Today we have seen an unprecedented rise in efforts to harness data-driven decision support systems in organizations across the world. However, in the social sector organizations, especially in the developing world, these possibilities are yet to emerge. Akshaya Patra – one of India’s most renowned NGOs – is leading the curve towards data-driven decision making.
Here is what Mr. Vinay Kumar, the Head of Operations and Enterprise Resource Planning, Akshaya Patra Bangalore, had to say on Akshaya Patra’s evolving approaches for managing data and decision-making.
Akshaya Patra serves food to 1.4 million school children daily across 24 locations in 10 states. As anticipated, they generate a lot of data by operating at this scale.
Five years ago, when they first felt the need for systematic data management, they opted for an ERP (Enterprise Resource Planning) system. Now with the rapid increase in data collection and consequently swelling databases, they are contemplating ways to utilize data to generate intelligent insights.
They have three main categories of data sources:
- Operations data: The operations segment consists of data on kitchen raw materials, fuel and human resources.
- Logistics data: The logistics sector includes delivery and supply chain data, with a recent addition of GPS data from select locations.
- Financial data: This includes data related to donations and expenditures.
All the three data segments have different sizes, life and review cycles. While the first two data sets — operations and logistics — are regularly monitored by the procurement team, the level of analysis is mostly limited to generating exception reports. The financial data, on the other hand, undergoes rigorous analysis periodically.
Operations and logistics data are captured from all the centers through the ERP system. There are regional variations due to differences in infrastructure and technology practices. Nevertheless they manage to collect data from all the centers with a maximum delay of one day.
They also use some Excel templates to overcome limitations of the ERP system.
Recently, they have started collecting GPS data from the vehicles with a goal to optimize fuel and other logistics costs.
In their experience, data collection has been improved over the last five years, except for certain important pockets of data like field data, which is yet to be captured.
What they do with the data currently
They admit that they have not been able to analyze the vast amount of data they have. However, moving forward, they are sensitive to the new possibilities which could emerge from better analysis of data.

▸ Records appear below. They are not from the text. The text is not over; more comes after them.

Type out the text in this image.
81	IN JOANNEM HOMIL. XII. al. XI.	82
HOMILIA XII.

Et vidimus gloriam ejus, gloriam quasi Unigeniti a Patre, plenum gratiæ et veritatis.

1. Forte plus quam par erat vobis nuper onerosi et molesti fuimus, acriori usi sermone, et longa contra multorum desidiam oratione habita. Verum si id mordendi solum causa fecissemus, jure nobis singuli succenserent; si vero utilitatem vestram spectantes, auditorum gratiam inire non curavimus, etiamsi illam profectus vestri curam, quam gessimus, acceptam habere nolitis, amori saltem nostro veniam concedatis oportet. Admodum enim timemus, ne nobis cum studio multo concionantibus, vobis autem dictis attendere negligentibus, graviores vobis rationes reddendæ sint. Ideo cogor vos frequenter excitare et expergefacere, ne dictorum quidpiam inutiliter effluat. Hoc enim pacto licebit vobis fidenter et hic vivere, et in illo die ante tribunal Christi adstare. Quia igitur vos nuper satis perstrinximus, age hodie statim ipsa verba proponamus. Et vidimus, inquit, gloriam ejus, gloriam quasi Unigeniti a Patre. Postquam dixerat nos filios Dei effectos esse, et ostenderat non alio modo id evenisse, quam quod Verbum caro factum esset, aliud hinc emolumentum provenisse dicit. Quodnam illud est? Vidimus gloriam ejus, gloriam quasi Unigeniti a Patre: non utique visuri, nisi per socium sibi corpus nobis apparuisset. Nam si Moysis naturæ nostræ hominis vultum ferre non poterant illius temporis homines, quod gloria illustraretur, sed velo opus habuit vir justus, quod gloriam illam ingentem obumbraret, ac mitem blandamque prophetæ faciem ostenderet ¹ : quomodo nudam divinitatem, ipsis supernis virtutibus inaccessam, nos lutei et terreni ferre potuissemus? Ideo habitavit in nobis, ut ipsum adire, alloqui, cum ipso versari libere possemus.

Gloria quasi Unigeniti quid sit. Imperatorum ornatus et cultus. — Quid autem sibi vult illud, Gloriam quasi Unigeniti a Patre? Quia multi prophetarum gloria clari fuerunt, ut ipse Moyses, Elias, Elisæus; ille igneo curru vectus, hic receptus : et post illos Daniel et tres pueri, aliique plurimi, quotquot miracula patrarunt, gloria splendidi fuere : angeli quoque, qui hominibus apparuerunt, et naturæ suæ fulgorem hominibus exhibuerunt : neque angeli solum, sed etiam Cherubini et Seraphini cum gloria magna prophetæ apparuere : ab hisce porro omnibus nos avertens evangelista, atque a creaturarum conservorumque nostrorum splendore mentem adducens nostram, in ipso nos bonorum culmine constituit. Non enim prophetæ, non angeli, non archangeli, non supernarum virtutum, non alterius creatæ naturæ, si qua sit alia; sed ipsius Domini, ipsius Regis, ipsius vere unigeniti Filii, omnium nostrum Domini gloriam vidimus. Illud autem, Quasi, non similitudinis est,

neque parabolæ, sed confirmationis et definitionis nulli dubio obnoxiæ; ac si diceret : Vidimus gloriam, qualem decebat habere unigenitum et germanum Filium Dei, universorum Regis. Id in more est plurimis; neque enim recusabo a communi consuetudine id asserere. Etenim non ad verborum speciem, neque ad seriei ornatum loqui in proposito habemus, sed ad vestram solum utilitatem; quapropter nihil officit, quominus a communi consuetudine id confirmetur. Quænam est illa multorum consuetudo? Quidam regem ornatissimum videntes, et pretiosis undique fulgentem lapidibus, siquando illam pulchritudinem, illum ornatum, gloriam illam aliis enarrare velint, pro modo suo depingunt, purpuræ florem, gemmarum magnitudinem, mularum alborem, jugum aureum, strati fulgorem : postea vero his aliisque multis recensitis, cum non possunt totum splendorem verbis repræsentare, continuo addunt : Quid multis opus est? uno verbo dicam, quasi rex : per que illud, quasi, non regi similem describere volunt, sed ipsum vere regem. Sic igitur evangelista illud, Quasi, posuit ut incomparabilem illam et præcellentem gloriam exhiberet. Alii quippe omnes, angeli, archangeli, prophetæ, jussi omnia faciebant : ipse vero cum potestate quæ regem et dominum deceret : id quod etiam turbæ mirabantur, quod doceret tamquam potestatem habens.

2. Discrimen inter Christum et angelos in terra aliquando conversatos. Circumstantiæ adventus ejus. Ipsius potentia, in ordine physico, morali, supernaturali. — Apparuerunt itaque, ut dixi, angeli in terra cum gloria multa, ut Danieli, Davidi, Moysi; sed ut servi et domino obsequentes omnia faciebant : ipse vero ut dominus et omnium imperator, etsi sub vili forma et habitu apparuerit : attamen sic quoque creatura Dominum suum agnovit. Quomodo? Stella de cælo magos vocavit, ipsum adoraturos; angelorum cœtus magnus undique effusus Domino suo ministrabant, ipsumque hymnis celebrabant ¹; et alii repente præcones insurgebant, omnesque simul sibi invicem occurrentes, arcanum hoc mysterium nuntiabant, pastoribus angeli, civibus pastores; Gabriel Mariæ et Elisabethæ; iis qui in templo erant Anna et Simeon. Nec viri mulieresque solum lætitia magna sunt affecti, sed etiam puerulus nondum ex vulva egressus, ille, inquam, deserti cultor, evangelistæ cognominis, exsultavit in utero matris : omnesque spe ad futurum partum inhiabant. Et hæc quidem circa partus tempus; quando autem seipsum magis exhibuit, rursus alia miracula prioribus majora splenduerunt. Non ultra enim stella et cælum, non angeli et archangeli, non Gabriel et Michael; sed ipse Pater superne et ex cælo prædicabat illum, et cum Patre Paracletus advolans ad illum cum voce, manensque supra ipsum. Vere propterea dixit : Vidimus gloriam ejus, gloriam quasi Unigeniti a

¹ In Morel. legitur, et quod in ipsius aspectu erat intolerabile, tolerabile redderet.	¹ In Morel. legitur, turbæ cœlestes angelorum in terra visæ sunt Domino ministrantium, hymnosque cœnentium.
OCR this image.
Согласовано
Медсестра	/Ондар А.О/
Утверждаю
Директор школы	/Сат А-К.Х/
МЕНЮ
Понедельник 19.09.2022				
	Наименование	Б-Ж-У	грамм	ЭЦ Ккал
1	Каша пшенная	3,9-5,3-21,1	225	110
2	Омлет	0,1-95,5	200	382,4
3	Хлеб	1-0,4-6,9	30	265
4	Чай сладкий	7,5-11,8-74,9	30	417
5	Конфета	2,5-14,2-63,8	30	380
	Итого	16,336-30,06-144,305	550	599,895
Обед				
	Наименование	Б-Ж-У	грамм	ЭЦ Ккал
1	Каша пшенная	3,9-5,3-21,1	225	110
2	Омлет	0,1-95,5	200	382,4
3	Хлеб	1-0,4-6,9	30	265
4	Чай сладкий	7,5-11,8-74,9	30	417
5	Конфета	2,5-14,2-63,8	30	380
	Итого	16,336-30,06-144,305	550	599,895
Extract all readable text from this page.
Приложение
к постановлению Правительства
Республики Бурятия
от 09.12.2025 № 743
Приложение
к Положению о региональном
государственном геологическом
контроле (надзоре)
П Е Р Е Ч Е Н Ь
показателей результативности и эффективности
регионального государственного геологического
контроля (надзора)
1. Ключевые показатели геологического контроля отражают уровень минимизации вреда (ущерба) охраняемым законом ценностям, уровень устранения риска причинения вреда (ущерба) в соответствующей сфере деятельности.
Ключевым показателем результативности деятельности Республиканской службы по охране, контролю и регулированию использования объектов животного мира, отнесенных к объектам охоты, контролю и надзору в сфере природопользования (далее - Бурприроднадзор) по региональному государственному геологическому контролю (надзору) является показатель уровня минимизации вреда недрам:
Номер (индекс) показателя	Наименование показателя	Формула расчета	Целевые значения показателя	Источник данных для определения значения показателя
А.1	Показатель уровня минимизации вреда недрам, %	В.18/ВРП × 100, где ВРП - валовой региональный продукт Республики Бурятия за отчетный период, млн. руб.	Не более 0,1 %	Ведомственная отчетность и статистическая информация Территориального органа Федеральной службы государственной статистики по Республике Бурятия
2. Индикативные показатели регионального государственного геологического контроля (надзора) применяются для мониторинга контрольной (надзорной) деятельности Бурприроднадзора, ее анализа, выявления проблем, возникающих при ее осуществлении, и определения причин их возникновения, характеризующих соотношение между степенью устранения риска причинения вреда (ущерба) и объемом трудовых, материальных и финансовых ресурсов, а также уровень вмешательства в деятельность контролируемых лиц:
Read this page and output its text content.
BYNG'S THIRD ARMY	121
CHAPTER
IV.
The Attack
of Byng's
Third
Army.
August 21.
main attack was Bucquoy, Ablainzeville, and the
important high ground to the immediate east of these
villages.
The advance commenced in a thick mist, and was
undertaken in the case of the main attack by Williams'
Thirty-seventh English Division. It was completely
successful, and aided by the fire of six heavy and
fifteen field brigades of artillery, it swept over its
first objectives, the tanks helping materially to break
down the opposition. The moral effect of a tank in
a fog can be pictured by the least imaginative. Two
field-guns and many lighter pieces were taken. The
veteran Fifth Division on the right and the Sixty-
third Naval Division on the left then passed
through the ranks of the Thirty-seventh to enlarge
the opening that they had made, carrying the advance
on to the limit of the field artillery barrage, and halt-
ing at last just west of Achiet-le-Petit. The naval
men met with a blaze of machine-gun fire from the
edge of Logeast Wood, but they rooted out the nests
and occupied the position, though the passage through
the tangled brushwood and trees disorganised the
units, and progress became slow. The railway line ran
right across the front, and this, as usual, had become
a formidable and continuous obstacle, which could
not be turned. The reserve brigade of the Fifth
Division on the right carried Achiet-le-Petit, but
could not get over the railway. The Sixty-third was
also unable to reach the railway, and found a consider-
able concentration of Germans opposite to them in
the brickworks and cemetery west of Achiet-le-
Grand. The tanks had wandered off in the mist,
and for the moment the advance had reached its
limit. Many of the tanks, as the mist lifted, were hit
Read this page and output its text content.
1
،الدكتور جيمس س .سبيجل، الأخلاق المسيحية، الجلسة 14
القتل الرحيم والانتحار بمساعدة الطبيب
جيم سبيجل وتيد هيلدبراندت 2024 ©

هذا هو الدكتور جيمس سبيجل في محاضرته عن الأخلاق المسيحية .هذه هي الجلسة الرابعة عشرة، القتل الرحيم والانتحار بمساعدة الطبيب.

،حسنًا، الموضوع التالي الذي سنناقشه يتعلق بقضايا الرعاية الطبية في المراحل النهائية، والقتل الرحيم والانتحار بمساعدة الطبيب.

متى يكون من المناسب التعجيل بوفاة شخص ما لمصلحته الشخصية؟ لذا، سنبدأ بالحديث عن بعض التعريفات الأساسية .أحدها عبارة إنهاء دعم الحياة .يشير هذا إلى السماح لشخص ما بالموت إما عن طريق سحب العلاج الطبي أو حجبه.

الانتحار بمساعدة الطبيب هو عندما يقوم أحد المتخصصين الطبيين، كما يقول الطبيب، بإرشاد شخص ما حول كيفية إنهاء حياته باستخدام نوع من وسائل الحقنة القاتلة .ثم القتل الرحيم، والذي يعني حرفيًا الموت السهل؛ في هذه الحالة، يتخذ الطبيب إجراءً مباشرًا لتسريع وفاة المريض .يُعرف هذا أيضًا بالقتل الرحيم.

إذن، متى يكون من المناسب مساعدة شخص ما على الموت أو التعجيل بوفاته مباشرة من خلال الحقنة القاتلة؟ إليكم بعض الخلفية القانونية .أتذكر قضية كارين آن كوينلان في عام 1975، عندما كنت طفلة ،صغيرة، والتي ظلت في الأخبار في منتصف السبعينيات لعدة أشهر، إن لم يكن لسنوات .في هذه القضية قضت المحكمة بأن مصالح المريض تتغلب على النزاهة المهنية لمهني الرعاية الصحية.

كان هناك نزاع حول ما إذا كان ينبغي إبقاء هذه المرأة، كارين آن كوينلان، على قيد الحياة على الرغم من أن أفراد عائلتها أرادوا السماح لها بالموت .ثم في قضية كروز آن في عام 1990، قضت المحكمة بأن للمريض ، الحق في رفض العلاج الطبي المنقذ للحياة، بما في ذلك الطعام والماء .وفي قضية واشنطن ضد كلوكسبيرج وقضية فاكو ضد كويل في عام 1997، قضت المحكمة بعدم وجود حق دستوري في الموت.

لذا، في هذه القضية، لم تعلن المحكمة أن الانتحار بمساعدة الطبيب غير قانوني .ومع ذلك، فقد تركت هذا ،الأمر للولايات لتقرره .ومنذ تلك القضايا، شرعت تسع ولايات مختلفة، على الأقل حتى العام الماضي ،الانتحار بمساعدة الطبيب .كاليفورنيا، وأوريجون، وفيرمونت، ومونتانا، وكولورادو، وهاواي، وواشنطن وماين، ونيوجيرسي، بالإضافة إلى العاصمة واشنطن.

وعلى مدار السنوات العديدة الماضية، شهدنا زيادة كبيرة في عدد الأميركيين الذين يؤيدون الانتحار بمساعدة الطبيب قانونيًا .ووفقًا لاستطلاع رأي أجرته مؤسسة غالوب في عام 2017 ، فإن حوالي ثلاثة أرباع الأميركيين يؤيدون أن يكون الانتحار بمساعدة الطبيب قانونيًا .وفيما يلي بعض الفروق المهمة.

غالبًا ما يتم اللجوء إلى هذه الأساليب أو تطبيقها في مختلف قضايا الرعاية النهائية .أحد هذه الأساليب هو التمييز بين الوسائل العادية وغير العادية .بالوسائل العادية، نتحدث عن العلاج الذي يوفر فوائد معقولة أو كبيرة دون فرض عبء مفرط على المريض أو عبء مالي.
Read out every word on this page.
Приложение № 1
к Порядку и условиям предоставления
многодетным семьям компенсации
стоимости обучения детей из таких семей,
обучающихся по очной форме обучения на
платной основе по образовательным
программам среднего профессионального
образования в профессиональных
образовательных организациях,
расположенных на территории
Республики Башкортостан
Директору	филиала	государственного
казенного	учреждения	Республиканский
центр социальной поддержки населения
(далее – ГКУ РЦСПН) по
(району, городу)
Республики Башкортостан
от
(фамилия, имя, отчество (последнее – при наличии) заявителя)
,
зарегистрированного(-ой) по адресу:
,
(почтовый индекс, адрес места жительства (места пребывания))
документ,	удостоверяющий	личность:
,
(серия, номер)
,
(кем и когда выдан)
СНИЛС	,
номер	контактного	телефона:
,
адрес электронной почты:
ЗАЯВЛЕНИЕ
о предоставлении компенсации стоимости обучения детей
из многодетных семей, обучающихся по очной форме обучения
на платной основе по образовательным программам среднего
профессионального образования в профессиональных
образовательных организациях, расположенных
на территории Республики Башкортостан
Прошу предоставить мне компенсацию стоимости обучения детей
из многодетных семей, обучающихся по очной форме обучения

They have already identified an umbrella requirement for streamlining their data analytics work. With a plausible hypothesis that the data which they collect but do not analyze holds valuable insights for better decision-making, they are trying to adopt new data analytics solutions to mine smart insights from data. They understand that currently they do not know how to analyze this data, and thus their plan is to engage data experts to solve this problem.
Driving better decision making with data
While they currently use data for exception reports, they are confident that, with proper analytics support, they can optimize all levels of decision-making in the organization.
Once the data analysis process starts getting streamlined, they believe they can develop a sense of more nuanced aspects of data quality and contextual data questions like venders’ quality check data, employee productivity data, market data on raw materials, seasonal variations, etc.
The need for a sustained ecosystem
Being a major nonprofit organization, their perspective on the future of the overall emerging social data ecosystem is, “There has to be a sustained demand for data from the regulators – in this case, the government – for organizations to systematize their processes and supply data.” In connection with the food safety standards law, they think the law should implemented strictly and, moving forward, it will be tough for organizations to operate in unsystematic ways.
Akshaya Patra’s data system gives us a promising perspective on how the data analytics movement in the Indian social sector can be perceived beyond the fundamental aspect of “transparency” to streamline organizational processes and services. The whole can be greater than the sum of its parts only through interactivity of components at different levels. While organic or ecological interactivities may be distant dreams, the story does suggest the emergence of a certain dialogue between data collection and potential knowledge production.
This is a part of our Data Ecosystem series, an effort to highlight organizations and nonprofits leading the curve towards data-driven decision making.